The proposed mechanism for these repeats is a slipped mispairing during DNA synthesis.
However, the extraordinarily high frequency of mutation at the trinucleotide repeats in fragile X syndrome suggests that in human cells, after a threshold level of about 50 repeats, the replication machinery cannot faithfully replicate the correct sequence and large variations in repeat numbers result .
X-linked spinal and bulbar muscular atrophy (known as Kennedy disease ) results from the amplification of a three-base-pair repeat in this case, a repeat of CAG. Kennedy disease, which is characterized by progressive muscle weakness and atrophy, results from mutations in the gene that codes for the androgen receptor.
Normal persons have an average of 21 CAG repeats in this gene, whereas affected patients have repeats ranging from 40 to 52 .
Myotonic dystrophy , the most common form of adult muscular dystrophy, is yet another example of sequence expansion causing a human disease.
Susceptible families display an increase in severity of the disease in successive generations; this increased severity is caused by the progressive amplification of a CTG triplet at the 3 end of a transcript.
Living cells have evolved a series of enzymatic systems that repair DNA damage in a variety of ways.
The low spontaneous mutation rate is indicative of the efficiency of these repair systems.
Failure of these systems can lead to a higher mutation rate.
A number of human diseases can be attributed to defects in DNA repair, as we shall see later.
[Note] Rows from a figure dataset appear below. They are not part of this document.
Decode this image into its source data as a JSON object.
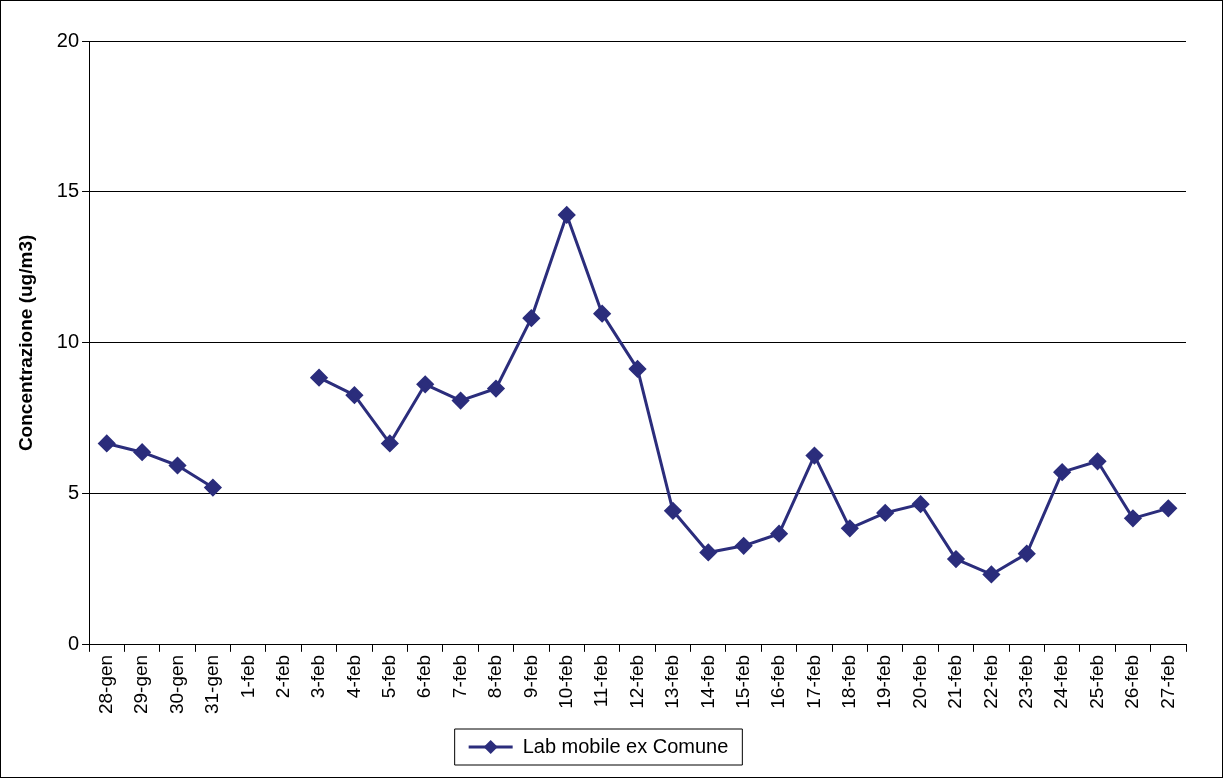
{
  "chart_data": {
    "type": "line",
    "ylabel": "Concentrazione (ug/m3)",
    "categories": [
      "28-gen",
      "29-gen",
      "30-gen",
      "31-gen",
      "1-feb",
      "2-feb",
      "3-feb",
      "4-feb",
      "5-feb",
      "6-feb",
      "7-feb",
      "8-feb",
      "9-feb",
      "10-feb",
      "11-feb",
      "12-feb",
      "13-feb",
      "14-feb",
      "15-feb",
      "16-feb",
      "17-feb",
      "18-feb",
      "19-feb",
      "20-feb",
      "21-feb",
      "22-feb",
      "23-feb",
      "24-feb",
      "25-feb",
      "26-feb",
      "27-feb"
    ],
    "series": [
      {
        "name": "Lab mobile ex Comune",
        "color": "#2b2d7c",
        "values": [
          6.67,
          6.38,
          5.94,
          5.21,
          null,
          null,
          8.85,
          8.27,
          6.67,
          8.63,
          8.09,
          8.49,
          10.82,
          14.24,
          10.97,
          9.14,
          4.44,
          3.06,
          3.28,
          3.68,
          6.27,
          3.86,
          4.37,
          4.66,
          2.84,
          2.33,
          3.02,
          5.72,
          6.08,
          4.19,
          4.52
        ]
      }
    ],
    "ylim": [
      0,
      20
    ],
    "yticks": [
      0,
      5,
      10,
      15,
      20
    ],
    "grid": "y",
    "legend": "bottom",
    "marker": "diamond",
    "line_style": "solid"
  }
}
Let's first examine some of the characterized repair pathways and then consider how the cell integrates these systems into an overall strategy for repair .
Several recessive human genetic diseases are known or suspected to be caused by defective genes in repair systems.
These defects often lead to an increased incidence of cancer because, as part of the general increased level of mutation, more mutations are produced in genes that can cause a cell to become cancerous.
One cancer-prone disease, xeroderma pigmentosum (XP), results from a defect in any one of eight genes involved in nucleotide excision repair. People suffering from this disorder are extremely prone to UV-induced skin cancer ) as a result of exposure to sunlight) and have frequent neurological abnormalities.